On the issue of Russian actions in Crimea, the author makes the point that “Russia’s seizure of the Crimean peninsula in March 2014 and its support for pro-Russian separatists in Ukraine blindsided Washington, and it produced another rift between Hagel and White House officials. In National Security Council meetings, Hagel said he stressed the importance of avoiding a direct confrontation with Moscow and keeping communication channels open with the Russian military. But he urged the administration to send a clear signal to Moscow — and U.S. allies in Europe — by expediting communications and other gear to the Ukrainian government as it fought against pro-Russian separatists. “I also made the point that the U.S. should be giving more non-lethal equipment to the Ukrainians than we were, at a much faster pace,” Hagel said. “We had to keep in mind that there was a global leadership optic here. The world, including our NATO partners, was watching to see how we would respond.” The administration moved too slowly to help Kiev, Hagel said, though he does not believe Washington should have given weapons to the Ukrainians”.

Guantánamo wars

On the administration’s attempts to close Gitmo it notes “Under a law adopted by Congress, Hagel, as defense secretary, had the ultimate responsibility for approving the transfer of inmates to other countries. And it meant he would bear the blame if a released detainee later took up arms against the United States. The White House, trying to fulfill Obama’s promise to close the facility that has been condemned by human rights groups as a legal black hole, pressed Hagel to approve transferring inmates to other countries. But Hagel often refused or delayed signing off on dozens of transfers when he judged the security risk too high, often based on advice inside the Defense Department. The White House grew deeply frustrated with Hagel over the delays”.

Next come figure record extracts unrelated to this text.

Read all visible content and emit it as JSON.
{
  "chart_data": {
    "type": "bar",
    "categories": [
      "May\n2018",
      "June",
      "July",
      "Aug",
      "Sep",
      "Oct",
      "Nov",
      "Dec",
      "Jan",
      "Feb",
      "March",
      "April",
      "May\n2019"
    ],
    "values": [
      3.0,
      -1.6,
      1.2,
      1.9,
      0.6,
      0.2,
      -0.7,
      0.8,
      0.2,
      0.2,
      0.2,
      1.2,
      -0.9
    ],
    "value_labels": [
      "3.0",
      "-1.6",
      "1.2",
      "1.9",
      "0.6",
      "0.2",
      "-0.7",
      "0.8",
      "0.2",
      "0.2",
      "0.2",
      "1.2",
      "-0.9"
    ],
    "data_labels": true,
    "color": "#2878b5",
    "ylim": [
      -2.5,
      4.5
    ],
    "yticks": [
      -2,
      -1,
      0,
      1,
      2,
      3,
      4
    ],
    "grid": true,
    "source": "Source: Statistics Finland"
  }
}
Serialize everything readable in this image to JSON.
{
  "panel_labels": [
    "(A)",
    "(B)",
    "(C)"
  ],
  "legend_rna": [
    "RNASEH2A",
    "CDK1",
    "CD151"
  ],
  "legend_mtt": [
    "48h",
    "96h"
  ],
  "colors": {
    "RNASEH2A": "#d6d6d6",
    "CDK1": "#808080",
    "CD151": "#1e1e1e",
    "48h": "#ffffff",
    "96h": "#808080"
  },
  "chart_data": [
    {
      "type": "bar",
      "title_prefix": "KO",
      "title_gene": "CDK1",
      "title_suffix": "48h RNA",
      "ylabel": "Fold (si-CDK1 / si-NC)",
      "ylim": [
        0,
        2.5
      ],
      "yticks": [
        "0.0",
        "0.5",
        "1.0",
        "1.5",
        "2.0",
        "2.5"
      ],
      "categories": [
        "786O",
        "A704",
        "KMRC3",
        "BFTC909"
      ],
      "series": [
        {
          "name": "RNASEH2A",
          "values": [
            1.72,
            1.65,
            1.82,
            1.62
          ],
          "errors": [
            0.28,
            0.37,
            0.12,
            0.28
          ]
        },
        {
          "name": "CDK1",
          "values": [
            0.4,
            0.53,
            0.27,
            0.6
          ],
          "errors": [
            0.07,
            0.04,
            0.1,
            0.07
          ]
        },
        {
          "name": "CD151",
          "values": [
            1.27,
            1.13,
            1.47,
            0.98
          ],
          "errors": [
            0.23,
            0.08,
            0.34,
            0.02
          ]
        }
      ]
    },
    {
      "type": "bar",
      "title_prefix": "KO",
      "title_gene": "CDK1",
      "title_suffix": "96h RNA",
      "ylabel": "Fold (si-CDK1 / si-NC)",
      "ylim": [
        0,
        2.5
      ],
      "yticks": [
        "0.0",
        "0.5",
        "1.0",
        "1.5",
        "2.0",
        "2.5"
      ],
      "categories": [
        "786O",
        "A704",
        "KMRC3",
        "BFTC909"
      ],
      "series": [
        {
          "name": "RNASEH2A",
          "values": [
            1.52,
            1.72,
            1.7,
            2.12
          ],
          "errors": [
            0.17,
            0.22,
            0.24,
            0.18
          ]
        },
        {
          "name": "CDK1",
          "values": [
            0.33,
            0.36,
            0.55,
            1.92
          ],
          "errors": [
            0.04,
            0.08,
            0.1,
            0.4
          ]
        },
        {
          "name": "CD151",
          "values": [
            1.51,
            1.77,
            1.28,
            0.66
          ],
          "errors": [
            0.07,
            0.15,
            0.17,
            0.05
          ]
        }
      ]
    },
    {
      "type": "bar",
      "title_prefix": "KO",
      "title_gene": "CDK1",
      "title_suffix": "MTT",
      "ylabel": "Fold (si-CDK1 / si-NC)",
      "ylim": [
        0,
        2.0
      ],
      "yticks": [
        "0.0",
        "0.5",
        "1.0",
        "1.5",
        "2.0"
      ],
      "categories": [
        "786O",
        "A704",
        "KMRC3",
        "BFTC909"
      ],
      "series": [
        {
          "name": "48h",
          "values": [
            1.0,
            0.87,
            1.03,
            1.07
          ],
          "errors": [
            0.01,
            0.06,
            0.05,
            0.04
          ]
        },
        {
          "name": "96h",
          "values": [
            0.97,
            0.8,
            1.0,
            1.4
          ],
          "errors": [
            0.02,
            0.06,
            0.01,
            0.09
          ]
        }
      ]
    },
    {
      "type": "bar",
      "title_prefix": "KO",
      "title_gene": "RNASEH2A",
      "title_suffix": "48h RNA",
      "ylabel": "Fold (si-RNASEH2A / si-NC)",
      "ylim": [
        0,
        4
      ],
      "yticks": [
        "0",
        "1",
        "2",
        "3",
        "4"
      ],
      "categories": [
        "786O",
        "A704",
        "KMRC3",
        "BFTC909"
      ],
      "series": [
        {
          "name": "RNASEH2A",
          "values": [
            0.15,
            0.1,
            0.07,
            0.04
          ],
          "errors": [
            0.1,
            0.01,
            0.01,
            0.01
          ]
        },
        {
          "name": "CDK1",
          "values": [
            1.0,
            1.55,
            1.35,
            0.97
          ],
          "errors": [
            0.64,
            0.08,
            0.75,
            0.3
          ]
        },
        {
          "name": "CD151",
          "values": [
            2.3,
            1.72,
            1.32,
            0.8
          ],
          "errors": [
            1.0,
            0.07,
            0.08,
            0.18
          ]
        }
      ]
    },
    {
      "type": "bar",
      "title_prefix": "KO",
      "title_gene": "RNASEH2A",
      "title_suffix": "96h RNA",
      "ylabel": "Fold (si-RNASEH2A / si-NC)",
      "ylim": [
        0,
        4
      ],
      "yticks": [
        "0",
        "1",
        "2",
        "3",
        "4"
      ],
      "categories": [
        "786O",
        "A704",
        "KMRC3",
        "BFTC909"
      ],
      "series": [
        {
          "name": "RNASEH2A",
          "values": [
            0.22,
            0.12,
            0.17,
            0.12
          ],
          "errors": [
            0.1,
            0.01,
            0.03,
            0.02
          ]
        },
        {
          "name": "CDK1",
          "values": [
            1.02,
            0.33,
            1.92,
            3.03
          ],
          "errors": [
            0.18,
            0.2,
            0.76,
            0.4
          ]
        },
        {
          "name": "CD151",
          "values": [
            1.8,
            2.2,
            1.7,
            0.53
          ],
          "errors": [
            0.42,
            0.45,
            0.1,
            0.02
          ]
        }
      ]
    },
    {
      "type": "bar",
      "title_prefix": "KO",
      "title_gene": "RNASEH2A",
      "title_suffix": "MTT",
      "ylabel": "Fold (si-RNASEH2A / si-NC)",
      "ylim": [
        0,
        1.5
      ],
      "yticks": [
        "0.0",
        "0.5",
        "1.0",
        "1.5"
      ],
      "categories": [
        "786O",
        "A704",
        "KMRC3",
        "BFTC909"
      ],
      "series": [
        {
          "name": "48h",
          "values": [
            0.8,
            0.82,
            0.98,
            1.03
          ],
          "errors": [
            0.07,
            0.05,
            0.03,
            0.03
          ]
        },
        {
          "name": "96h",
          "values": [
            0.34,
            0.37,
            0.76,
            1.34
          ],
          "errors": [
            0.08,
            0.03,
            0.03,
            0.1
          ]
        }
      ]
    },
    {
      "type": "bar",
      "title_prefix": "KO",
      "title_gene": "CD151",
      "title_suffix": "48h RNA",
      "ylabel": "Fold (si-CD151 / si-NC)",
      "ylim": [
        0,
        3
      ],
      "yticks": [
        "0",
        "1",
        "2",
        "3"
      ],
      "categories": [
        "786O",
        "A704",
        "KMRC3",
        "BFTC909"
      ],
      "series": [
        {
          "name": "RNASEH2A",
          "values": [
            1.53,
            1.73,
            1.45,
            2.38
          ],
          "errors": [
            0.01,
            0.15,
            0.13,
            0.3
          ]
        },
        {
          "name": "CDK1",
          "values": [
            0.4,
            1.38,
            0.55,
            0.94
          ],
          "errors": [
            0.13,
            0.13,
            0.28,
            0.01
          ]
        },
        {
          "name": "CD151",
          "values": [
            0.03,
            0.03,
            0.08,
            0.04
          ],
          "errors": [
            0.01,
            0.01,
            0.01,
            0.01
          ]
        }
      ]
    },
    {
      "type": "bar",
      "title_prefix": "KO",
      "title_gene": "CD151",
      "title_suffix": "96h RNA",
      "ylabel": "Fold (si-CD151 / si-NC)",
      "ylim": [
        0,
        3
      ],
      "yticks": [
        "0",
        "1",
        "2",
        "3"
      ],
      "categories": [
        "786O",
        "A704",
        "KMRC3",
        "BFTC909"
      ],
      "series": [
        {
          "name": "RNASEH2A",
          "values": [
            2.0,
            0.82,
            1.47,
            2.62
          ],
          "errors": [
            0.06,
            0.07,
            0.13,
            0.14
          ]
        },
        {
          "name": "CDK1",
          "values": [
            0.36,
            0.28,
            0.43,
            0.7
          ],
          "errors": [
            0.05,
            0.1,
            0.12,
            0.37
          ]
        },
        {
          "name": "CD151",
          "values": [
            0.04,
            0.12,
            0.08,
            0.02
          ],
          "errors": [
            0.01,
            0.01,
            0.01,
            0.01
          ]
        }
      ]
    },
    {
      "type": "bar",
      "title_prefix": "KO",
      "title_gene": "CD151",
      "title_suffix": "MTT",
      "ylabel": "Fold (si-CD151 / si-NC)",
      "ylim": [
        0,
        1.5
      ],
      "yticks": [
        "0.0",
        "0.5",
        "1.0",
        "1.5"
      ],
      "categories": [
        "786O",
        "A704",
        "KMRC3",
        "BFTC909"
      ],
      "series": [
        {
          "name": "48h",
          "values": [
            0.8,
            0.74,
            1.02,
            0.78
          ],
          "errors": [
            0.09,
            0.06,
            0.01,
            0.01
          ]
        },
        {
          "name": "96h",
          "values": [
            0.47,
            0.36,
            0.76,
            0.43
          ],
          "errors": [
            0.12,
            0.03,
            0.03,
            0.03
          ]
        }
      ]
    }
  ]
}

Interestingly the piece adds “After clashing repeatedly with the White House, Hagel said it was probably inevitable that he would have to step down as Pentagon chief, given the friction that had developed. But he was not prepared for the humiliating way in which he was let go, “with certain people just really vilifying me in a gutless, off-the-record kind of way.” The White House asked Hagel if he would stay on until a successor was found, and he accepted. But even after he agreed to leave, Hagel said, some White House officials trashed him in anonymous comments to newspapers, claiming he rarely spoke at Situation Room meetings and deferred to Dempsey, the chairman of the Joint Chiefs. “They already had my resignation, so what was the point of just continuing to try to destroy me?” he said. It was a painful end to a career in which Hagel had gone from success to success. After his 1968 combat tour in Vietnam, where he was decorated with two Purple Hearts, he had served as a Capitol Hill staffer, worked as the deputy administrator for the Veterans Administration under President Ronald Reagan, made his fortune in the early years of the cellphone industry, handily won two terms as a senator for Nebraska, and was at one point considered a potential contender for the White House”.